連載
» 2010年09月27日 00時00分 公開

一撃デザインの種明かし(13):デザイナは要注目! 明日から語れるHTML5&CSS3 (3/4)

[比留間和也, 軍司奈水, 山田敬美, 渕上伸吾,面白法人カヤック]

HTML5の新しいタグ<canvas><video><audio>とは

 HTML5に追加されたタグの代表的なものを2つ紹介します。新しい表現の可能性を感じることができると思います。

<canvas>タグ

 <canvas>タグはJavaScriptで図形を描画できるエリアを生成します。<canvas>タグは応用次第で、さまざまな用途に使うことができます。

 例えば、円グラフを更新するとします。従来であれば数値に合わせて円グラフの画像を作成し、GIFやPNG画像として出力して更新することになるでしょう。しかし<canvas>タグを使うと、JavaScriptの数値を変更するだけで円グラフを描画できるので、画像を作成する手間を省くことが可能となります。

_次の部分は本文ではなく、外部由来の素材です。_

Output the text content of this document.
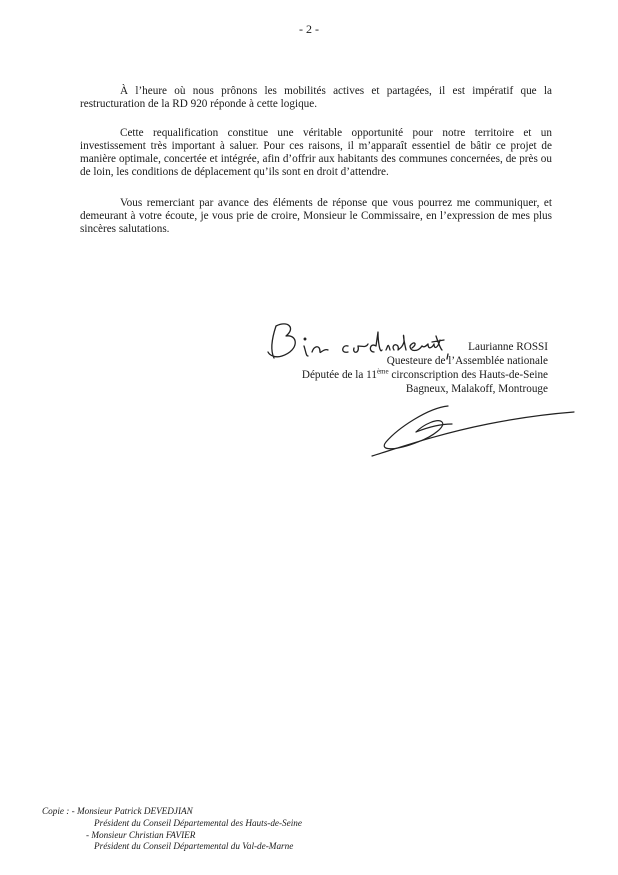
- 2 -

À l’heure où nous prônons les mobilités actives et partagées, il est impératif que la restructuration de la RD 920 réponde à cette logique.

Cette requalification constitue une véritable opportunité pour notre territoire et un investissement très important à saluer. Pour ces raisons, il m’apparaît essentiel de bâtir ce projet de manière optimale, concertée et intégrée, afin d’offrir aux habitants des communes concernées, de près ou de loin, les conditions de déplacement qu’ils sont en droit d’attendre.

Vous remerciant par avance des éléments de réponse que vous pourrez me communiquer, et demeurant à votre écoute, je vous prie de croire, Monsieur le Commissaire, en l’expression de mes plus sincères salutations.

Laurianne ROSSI
Questeure de l’Assemblée nationale
Députée de la 11ème circonscription des Hauts-de-Seine
Bagneux, Malakoff, Montrouge
Copie : - Monsieur Patrick DEVEDJIAN
Président du Conseil Départemental des Hauts-de-Seine
- Monsieur Christian FAVIER
Président du Conseil Départemental du Val-de-Marne
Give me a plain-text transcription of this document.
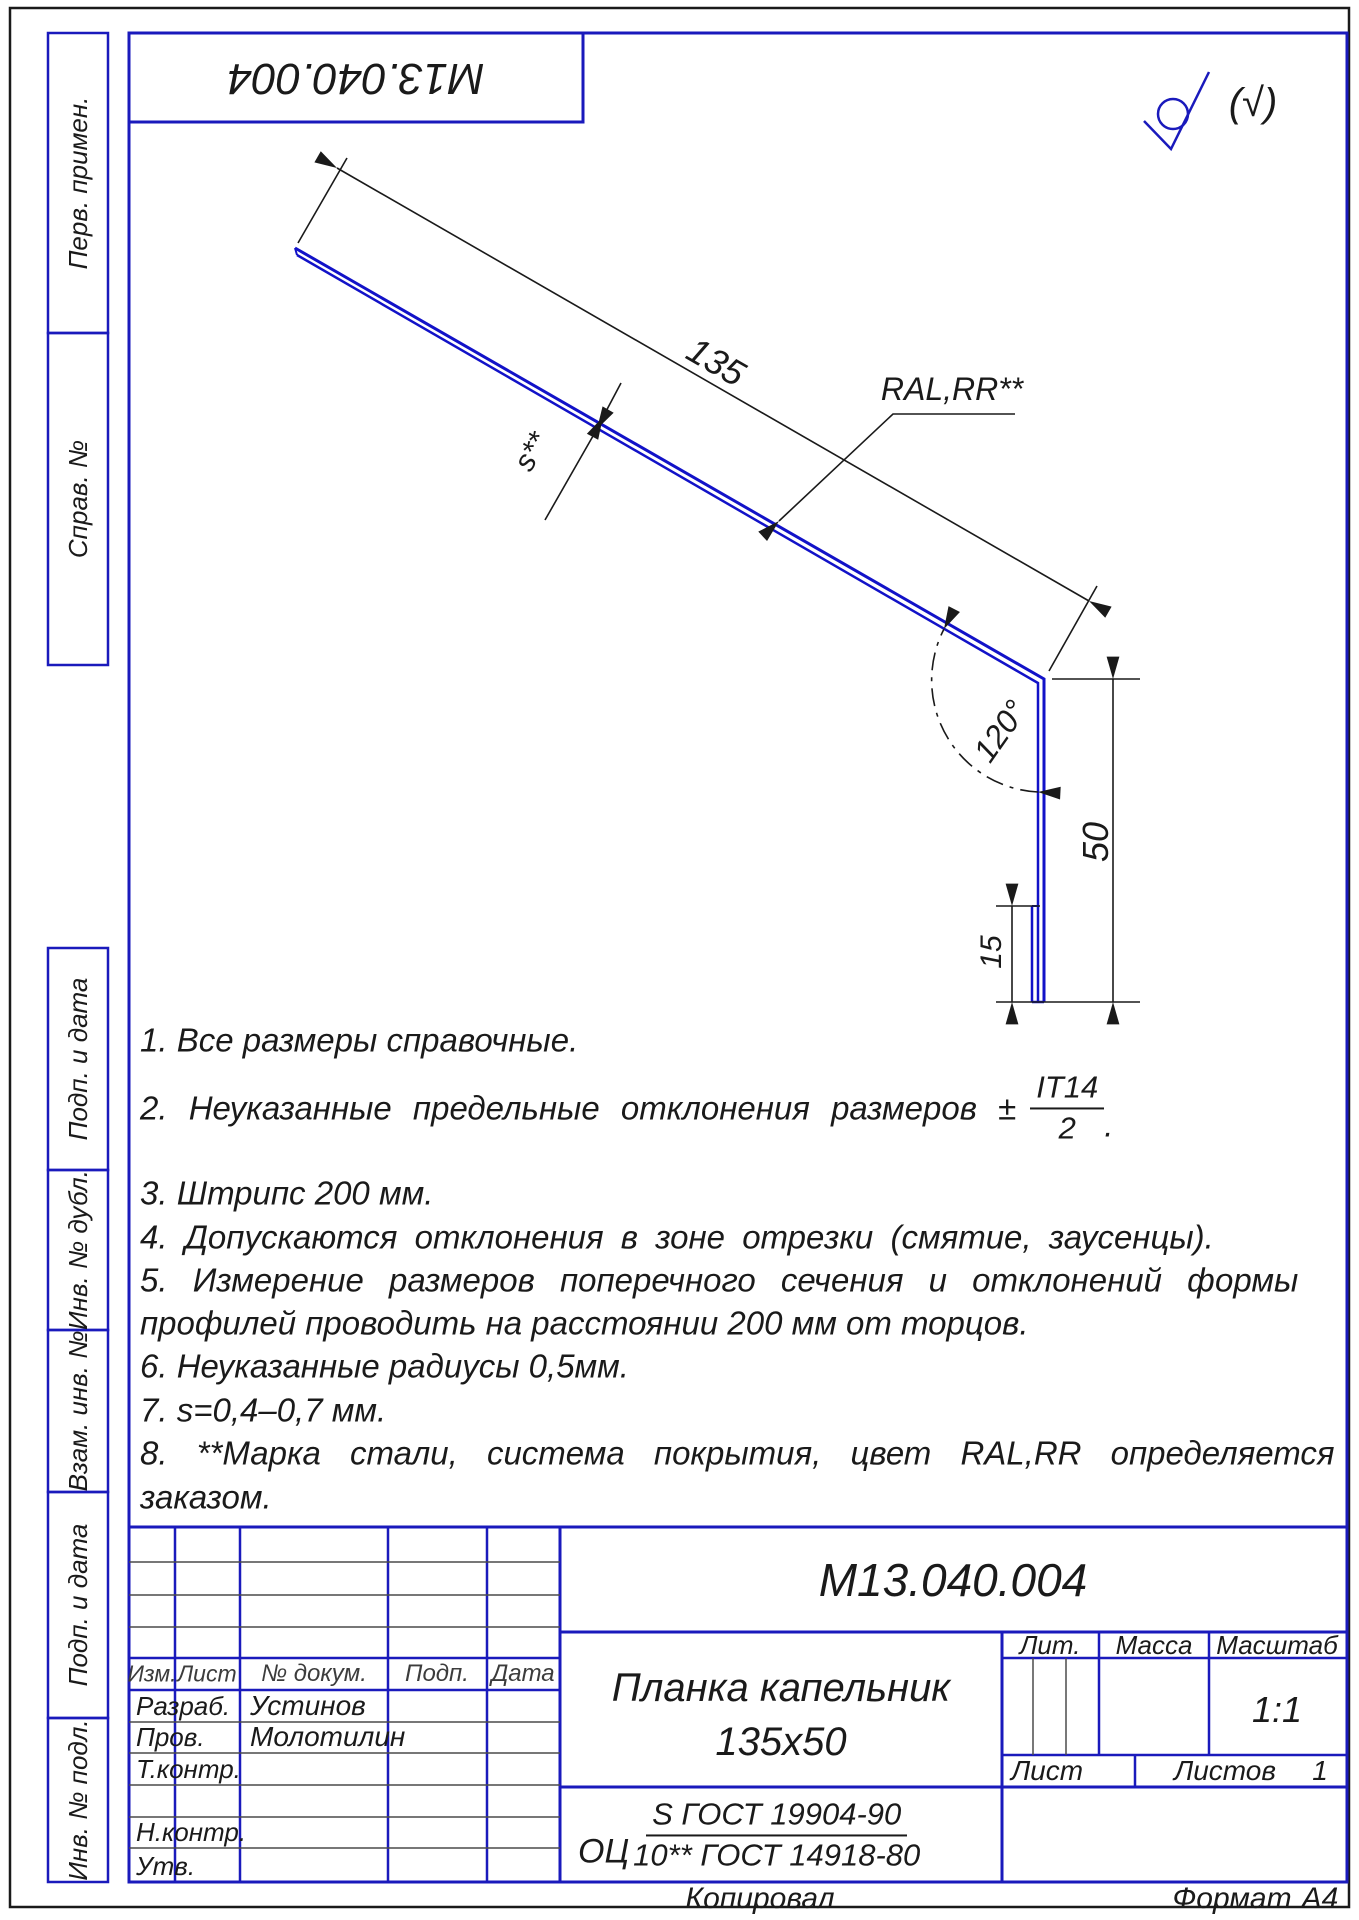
М13.040.004	(√)
135
s**
RAL,RR**
120°
50
15
Перв. примен.
Справ. №
Подп. и дата
Инв. № дубл.
Взам. инв. №
Подп. и дата
Инв. № подл.
1. Все размеры справочные.
2. Неуказанные предельные отклонения размеров ± $\frac{IT14}{2}$ .
3. Штрипс 200 мм.
4. Допускаются отклонения в зоне отрезки (смятие, заусенцы).
5. Измерение размеров поперечного сечения и отклонений формы
профилей проводить на расстоянии 200 мм от торцов.
6. Неуказанные радиусы 0,5мм.
7. s=0,4–0,7 мм.
8. **Марка стали, система покрытия, цвет RAL,RR определяется
заказом.
М13.040.004
Планка капельник
135x50
ОЦ $\frac{\text{S ГОСТ 19904-90}}{\text{10** ГОСТ 14918-80}}$
Изм. Лист № докум. Подп. Дата
Разраб. Устинов
Пров. Молотилин
Т.контр.
Н.контр.
Утв.
Лит. Масса Масштаб
1:1
Лист	Листов 1
Копировал	Формат А4
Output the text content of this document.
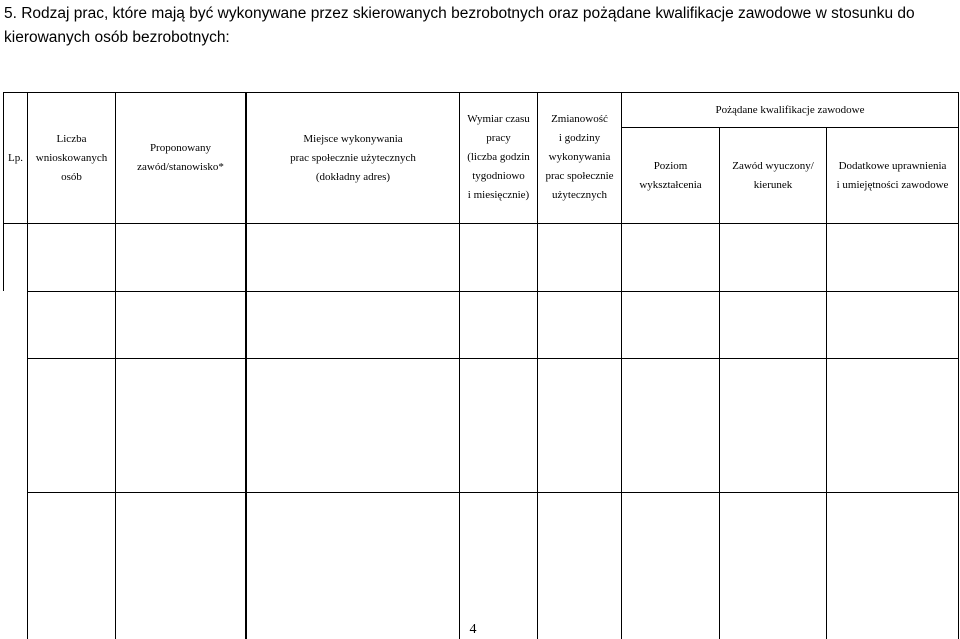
5. Rodzaj prac, które mają być wykonywane przez skierowanych bezrobotnych oraz pożądane kwalifikacje zawodowe w stosunku do
kierowanych osób bezrobotnych:
Lp.
Liczba
wnioskowanych
osób
Proponowany
zawód/stanowisko*
Miejsce wykonywania
prac społecznie użytecznych
(dokładny adres)
Wymiar czasu
pracy
(liczba godzin
tygodniowo
i miesięcznie)
Zmianowość
i godziny
wykonywania
prac społecznie
użytecznych
Pożądane kwalifikacje zawodowe
Poziom
wykształcenia
Zawód wyuczony/
kierunek
Dodatkowe uprawnienia
i umiejętności zawodowe
4
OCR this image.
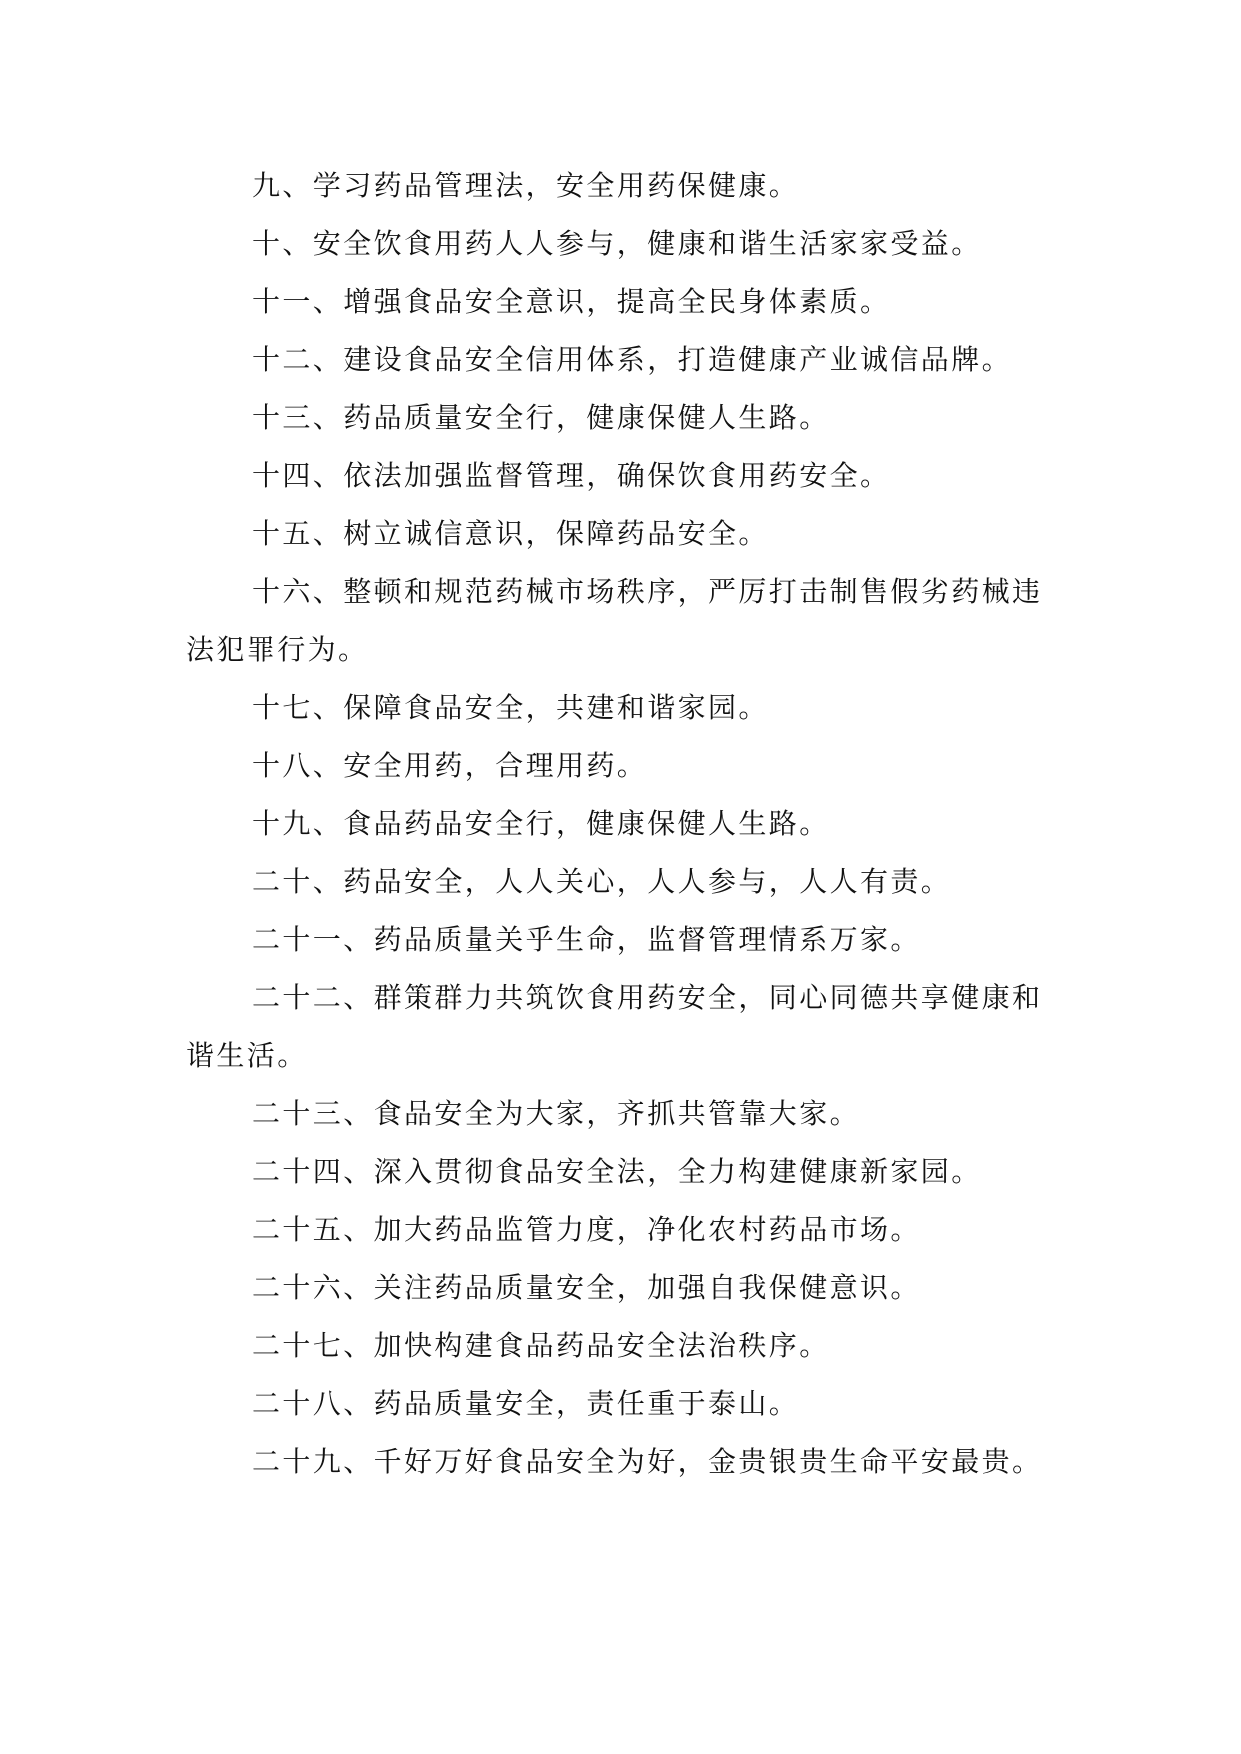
九、学习药品管理法，安全用药保健康。

十、安全饮食用药人人参与，健康和谐生活家家受益。

十一、增强食品安全意识，提高全民身体素质。

十二、建设食品安全信用体系，打造健康产业诚信品牌。

十三、药品质量安全行，健康保健人生路。

十四、依法加强监督管理，确保饮食用药安全。

十五、树立诚信意识，保障药品安全。

十六、整顿和规范药械市场秩序，严厉打击制售假劣药械违法犯罪行为。

十七、保障食品安全，共建和谐家园。

十八、安全用药，合理用药。

十九、食品药品安全行，健康保健人生路。

二十、药品安全，人人关心，人人参与，人人有责。

二十一、药品质量关乎生命，监督管理情系万家。

二十二、群策群力共筑饮食用药安全，同心同德共享健康和谐生活。

二十三、食品安全为大家，齐抓共管靠大家。

二十四、深入贯彻食品安全法，全力构建健康新家园。

二十五、加大药品监管力度，净化农村药品市场。

二十六、关注药品质量安全，加强自我保健意识。

二十七、加快构建食品药品安全法治秩序。

二十八、药品质量安全，责任重于泰山。

二十九、千好万好食品安全为好，金贵银贵生命平安最贵。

 例えば、カヤックの技術部ブログでも<canvas>タグを使っています。

 <canvas>を背景に配置して、ランダムな光を表示しています。リロードするたびに違う背景になります。背景画像だと、このような表現は難しいかと思います。<canvas>ならではの表現ではないでしょうか。

 では「実際には、どのようなソースコードを書いているのか」を紹介します。下記ブログパーツをご覧ください(右下の「Play」ボタンを押すことで、その場でそのコードが実行されます。このブログパーツの詳細は後述します……)。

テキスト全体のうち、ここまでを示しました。